À cet égard, le Dr El Hadji Amadou Fall, de l’université Assane Seck de Ziguinchor (sud du Sénégal) juge que : « Il n’y a réellement pas de rupture radicale. » Mais quel genre de rupture d’ailleurs ? », s’interroge-t-il. Avant de poursuivre : « C’est dans la logique de nos gouvernants.» Quand vous êtes confrontés à la réalité du pouvoir, il y a beaucoup de choses sur lesquelles vous ne pouvez fermer les yeux. Vous êtes obligé d’accepter les choses. C’est comme ça que ça se passe ».

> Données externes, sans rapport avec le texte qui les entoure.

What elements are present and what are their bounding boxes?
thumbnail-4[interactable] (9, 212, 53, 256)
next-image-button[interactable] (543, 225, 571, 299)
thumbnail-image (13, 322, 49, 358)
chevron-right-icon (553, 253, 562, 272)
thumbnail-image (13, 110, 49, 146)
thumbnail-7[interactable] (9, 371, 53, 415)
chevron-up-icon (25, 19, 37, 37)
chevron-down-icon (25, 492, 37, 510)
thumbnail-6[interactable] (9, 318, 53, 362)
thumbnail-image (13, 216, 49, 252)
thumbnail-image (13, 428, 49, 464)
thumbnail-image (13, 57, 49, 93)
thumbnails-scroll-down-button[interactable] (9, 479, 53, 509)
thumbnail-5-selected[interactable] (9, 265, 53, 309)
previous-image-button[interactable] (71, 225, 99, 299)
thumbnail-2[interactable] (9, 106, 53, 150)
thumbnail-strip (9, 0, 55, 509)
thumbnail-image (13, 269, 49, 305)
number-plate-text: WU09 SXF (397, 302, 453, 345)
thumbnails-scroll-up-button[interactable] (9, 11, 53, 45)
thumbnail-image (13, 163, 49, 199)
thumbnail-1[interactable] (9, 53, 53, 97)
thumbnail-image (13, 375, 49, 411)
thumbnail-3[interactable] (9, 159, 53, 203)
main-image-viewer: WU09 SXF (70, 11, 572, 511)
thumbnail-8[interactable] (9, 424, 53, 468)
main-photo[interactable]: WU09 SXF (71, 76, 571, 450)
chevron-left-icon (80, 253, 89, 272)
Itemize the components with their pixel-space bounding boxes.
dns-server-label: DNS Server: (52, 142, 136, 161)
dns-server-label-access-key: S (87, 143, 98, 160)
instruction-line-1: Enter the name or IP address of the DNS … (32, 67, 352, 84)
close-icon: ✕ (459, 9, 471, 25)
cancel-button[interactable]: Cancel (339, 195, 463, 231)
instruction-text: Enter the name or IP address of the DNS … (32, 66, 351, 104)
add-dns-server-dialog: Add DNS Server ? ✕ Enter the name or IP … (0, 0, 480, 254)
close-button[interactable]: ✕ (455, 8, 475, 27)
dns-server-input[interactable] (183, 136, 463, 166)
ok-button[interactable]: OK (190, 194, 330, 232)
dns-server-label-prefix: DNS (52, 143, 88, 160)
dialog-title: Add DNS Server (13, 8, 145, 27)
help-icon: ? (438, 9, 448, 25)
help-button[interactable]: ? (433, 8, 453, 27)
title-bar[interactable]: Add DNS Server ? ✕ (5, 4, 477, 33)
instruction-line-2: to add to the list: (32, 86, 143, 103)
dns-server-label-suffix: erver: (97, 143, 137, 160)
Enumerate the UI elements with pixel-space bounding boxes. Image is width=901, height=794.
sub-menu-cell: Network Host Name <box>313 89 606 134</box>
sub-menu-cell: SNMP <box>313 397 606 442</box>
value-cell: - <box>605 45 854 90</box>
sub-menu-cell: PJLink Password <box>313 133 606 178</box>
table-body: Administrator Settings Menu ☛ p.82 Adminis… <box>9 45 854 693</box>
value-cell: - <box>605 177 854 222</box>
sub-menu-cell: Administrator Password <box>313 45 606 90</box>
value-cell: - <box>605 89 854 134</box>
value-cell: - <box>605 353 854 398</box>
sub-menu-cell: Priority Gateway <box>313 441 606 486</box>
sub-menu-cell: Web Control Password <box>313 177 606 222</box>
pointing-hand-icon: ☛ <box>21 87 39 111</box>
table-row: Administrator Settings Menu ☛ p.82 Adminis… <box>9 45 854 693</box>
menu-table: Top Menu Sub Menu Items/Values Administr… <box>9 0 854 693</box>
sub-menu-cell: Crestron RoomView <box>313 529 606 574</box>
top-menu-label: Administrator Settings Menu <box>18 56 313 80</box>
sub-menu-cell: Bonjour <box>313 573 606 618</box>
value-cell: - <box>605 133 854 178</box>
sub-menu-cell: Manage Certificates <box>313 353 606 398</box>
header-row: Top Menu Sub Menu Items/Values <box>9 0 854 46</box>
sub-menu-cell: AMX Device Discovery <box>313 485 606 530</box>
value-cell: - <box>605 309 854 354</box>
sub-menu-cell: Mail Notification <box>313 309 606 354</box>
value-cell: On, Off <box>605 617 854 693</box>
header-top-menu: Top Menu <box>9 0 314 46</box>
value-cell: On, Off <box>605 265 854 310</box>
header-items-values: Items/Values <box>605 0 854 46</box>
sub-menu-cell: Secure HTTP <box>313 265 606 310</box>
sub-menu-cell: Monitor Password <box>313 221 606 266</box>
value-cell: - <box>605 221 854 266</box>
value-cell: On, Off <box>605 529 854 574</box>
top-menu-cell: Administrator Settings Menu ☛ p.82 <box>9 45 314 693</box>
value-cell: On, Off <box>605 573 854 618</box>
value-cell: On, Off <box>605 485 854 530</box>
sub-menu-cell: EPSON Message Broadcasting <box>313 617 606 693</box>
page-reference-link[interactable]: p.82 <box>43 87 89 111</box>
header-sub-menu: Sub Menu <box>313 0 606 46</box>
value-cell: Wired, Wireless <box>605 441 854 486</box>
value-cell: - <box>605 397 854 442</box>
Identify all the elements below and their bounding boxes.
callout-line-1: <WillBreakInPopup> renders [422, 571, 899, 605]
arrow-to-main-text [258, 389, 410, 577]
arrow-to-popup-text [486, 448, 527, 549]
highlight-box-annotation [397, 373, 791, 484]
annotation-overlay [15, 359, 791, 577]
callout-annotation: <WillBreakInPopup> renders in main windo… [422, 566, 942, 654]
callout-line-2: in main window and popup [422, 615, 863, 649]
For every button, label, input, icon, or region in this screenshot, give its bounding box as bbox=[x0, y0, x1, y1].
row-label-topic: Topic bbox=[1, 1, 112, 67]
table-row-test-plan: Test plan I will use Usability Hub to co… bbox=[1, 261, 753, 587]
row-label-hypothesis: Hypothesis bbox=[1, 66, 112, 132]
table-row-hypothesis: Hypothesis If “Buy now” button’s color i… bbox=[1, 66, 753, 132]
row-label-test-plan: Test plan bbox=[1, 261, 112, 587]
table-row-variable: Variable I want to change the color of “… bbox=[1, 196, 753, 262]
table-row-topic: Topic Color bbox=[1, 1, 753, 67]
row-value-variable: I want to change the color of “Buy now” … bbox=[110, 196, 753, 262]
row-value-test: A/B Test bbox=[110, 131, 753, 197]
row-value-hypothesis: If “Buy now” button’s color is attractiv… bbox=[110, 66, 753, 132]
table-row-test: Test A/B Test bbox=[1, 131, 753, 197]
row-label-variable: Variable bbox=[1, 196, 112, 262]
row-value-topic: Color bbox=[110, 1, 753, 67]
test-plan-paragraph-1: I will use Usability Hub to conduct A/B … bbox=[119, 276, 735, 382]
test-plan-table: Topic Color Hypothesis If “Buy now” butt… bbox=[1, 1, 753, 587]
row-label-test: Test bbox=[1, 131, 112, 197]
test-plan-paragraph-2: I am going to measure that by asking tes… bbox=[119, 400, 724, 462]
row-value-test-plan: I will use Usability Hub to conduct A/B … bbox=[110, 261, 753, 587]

Une diplomatie souverainiste

Sur le plan de la diplomatie régionale, le président Diomaye Faye peut jouer un grand coût. Il prône une ligne souverainiste des Etats d’Afrique et est assez bien apprécié par les chefs d’Etat militaires de l’AES.

Le président Diomaye s’est rendu au Mali et au Burkina. Donc, contrairement à certains chefs d’Etat de la CEDEAO, le président Faye parle avec ces putschistes au pouvoir. De nombreux analystes estiment qu’il pourrait conduire une séduisante médiation que lui offre la CEDEAO. Une opportunité pour le jeune dirigeant d’insuffler des réformes au sein de l’institution fortement critiquée par ses actions en faveur des populations.

Dans une sous région agitée, Diomaye Faye, représente un modèle de démocratie électorale, contrairement aux chefs militaires des pays de l’AES qui se sont opposés à des scrutins truqués dans leurs pays respectifs.

Enfin, M. Faye fait partie des chefs d’Etat qui remettent en question les anciens liens qui, selon les dirigeants de la junte malienne, burkinabè et nigérienne, ont étouffé le développement de l’Afrique de l’Ouest.